C’est dans ces situations que les soignants peuvent être conduits à imposer d’une façon ou d’une autre des soins au patient. Il s’agit alors toujours d’une forme de violence, et le bénéfice du soin proposé doit être évalué au mieux de manière collégiale et en consultant les proches du patient, la personne de confiance en particulier, au regard des effets délétères de l’intervention.
Des soins sous contrainte en milieu psychiatrique peuvent être proposés aux personnes dont les troubles mentaux nécessitent des soins immédiats. Ce dispositif légal implique une certaine violence puisque la personne sera « enfermée » sans son consentement, contention physique qui sera souvent associé à une contention chimique.
D’autres stratégies sont couramment utilisées par les soignants pour faire accepter des soins à des personnes qui les refusent a priori sans en comprendre les conséquences : insister lourdement, manipuler (« faites-le pour me faire plaisir »), mentir (expliquer par exemple que l’aide à domicile vient pour aider le conjoint dans les taches ménagères alors que l’objectif est une surveillance de la personne), menacer (« si vous ne prenez pas vos médicaments, vous finirez à l’hôpital ! »)…
 
L’évaluation éthique de telles pratiques violentes, même si elles permettent d’éviter l’utilisation de contentions physiques ou chimiques, doit tenir compte de l’objectif ultime du soignant. Elles peuvent  être acceptables si elles permettent à la personne de réaliser son « projet de vie » (rester chez elle, voir ses proches…) en limitant au maximum le niveau de contrainte ressenti.
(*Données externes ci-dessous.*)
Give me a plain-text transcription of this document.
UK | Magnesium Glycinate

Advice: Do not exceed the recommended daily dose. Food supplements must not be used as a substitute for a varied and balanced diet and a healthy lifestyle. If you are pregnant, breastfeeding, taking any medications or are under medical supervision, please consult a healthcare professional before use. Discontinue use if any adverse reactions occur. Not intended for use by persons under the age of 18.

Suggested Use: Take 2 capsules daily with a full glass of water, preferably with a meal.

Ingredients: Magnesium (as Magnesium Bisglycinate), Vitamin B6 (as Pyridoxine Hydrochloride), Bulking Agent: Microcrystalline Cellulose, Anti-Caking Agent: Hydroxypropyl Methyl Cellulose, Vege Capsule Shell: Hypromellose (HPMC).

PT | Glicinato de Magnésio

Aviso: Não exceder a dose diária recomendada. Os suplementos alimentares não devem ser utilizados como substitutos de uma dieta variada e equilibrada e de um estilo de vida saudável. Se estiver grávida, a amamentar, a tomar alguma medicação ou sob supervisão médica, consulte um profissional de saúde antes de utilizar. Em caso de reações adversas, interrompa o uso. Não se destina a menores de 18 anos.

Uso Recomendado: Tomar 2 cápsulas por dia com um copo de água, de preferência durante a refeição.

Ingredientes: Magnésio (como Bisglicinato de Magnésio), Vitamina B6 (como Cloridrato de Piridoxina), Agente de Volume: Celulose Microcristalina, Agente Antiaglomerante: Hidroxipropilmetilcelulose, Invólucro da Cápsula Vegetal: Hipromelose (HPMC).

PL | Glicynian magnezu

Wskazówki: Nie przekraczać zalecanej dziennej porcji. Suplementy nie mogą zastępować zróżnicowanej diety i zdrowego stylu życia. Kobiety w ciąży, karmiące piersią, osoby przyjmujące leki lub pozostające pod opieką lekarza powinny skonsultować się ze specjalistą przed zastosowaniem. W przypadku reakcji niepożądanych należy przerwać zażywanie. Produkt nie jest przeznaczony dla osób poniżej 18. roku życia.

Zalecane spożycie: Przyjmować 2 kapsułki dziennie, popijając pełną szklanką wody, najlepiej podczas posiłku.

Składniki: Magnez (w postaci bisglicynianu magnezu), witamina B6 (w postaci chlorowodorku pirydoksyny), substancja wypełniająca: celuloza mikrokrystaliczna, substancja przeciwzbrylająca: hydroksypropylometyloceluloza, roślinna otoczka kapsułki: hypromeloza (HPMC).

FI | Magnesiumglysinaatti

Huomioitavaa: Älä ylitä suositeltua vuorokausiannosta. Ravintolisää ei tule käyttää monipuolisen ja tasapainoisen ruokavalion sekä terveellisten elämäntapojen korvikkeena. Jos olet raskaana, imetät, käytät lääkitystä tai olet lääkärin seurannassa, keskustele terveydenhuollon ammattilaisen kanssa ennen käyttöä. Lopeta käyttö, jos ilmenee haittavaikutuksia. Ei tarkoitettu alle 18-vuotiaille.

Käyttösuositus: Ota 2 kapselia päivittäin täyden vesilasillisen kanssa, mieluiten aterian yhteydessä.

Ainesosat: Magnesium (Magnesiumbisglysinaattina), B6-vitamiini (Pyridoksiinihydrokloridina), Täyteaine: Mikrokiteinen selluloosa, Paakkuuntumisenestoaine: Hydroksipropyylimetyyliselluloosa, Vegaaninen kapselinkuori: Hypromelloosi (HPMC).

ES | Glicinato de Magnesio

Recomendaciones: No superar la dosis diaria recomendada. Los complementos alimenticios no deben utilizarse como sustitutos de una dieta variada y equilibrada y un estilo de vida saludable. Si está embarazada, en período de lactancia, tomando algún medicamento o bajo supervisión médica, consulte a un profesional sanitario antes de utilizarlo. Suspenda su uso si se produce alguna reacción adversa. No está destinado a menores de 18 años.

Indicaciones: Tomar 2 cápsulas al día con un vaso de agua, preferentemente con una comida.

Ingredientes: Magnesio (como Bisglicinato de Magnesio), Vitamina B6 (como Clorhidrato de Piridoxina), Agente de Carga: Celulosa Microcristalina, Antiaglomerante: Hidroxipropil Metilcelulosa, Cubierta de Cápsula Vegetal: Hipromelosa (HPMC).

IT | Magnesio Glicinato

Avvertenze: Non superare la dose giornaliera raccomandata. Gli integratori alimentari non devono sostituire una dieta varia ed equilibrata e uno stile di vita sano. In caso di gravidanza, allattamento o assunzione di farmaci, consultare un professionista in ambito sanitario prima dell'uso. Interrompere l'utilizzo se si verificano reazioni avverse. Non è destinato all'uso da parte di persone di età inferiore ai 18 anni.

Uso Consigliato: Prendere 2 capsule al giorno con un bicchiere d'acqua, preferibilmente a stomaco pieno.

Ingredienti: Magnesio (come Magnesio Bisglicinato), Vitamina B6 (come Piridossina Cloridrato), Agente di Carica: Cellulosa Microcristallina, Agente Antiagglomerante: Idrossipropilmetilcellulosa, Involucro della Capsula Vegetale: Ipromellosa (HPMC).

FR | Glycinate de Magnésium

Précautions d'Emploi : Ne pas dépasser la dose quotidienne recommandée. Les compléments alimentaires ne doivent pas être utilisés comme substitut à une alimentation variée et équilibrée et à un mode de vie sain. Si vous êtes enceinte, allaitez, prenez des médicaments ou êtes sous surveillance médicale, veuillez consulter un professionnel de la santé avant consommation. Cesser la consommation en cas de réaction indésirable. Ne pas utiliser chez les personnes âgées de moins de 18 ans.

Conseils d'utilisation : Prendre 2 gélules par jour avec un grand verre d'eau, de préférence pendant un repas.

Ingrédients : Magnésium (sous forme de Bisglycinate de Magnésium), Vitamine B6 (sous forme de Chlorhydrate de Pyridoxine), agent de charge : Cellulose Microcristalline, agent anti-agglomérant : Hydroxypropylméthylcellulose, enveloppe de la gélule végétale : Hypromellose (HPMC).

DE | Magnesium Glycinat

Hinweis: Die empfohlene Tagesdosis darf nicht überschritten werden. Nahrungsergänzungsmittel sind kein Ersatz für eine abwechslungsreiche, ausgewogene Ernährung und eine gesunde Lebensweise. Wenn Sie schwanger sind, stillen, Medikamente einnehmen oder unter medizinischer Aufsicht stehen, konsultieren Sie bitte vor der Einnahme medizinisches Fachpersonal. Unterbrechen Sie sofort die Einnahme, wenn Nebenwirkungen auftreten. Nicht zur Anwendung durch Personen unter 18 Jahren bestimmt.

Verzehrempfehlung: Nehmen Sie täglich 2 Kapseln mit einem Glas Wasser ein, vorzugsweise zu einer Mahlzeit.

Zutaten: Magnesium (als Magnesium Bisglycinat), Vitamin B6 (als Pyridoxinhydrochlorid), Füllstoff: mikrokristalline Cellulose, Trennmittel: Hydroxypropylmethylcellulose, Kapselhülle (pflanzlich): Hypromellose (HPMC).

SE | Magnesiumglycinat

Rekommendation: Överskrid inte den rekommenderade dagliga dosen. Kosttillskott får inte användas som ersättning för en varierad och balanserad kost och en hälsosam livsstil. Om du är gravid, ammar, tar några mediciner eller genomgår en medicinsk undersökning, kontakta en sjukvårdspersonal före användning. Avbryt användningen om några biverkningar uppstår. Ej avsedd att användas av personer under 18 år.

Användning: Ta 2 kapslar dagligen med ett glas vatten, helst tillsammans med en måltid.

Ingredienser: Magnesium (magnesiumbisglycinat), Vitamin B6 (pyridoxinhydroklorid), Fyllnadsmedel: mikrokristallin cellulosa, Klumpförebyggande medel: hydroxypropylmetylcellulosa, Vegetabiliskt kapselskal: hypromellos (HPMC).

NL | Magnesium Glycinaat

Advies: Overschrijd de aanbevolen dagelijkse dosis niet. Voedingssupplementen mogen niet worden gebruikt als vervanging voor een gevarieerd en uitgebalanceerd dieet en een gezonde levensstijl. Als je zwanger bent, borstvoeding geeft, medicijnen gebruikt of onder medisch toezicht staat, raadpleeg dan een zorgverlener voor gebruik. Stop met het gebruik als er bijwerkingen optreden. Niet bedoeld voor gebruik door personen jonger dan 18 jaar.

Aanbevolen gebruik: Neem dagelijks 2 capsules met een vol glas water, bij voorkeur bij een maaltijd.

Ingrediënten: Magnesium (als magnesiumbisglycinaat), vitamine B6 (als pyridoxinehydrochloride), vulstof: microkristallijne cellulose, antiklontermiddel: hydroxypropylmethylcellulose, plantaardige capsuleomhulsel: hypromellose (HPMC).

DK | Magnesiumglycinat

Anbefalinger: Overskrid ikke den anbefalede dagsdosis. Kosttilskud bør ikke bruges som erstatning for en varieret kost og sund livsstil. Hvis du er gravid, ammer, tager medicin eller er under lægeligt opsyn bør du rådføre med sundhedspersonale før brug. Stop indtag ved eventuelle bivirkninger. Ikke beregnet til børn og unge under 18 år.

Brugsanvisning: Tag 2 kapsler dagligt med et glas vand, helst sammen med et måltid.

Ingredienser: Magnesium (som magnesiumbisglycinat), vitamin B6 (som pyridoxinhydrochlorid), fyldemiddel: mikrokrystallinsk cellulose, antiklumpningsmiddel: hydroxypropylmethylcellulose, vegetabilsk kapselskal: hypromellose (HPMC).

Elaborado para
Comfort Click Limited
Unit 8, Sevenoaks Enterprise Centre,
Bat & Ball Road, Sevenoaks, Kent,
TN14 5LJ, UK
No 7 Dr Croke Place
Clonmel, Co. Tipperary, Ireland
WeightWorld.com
Face au refus, il est primordial que le soignant cherche d’abord le dialogue et évite la confrontation. Il doit être prêt à remettre en cause son évaluation d’expert pour entendre la subjectivité d’une personne qui défend une autonomie qu’elle sent menacée. Cette posture de négociation permet de formuler d’autres propositions d’autant plus acceptables que la personne aura le sentiment d’avoir été entendue.
 
Notes 
(1) Corvol A, Balard F, Moutel G, Somme D. « Refus de soins opposés aux gestionnaires de cas par des personnes âgées en situation médico-sociale complexe : regards croisés ».  Revue de médecine interne 2014;35(1):16-2014.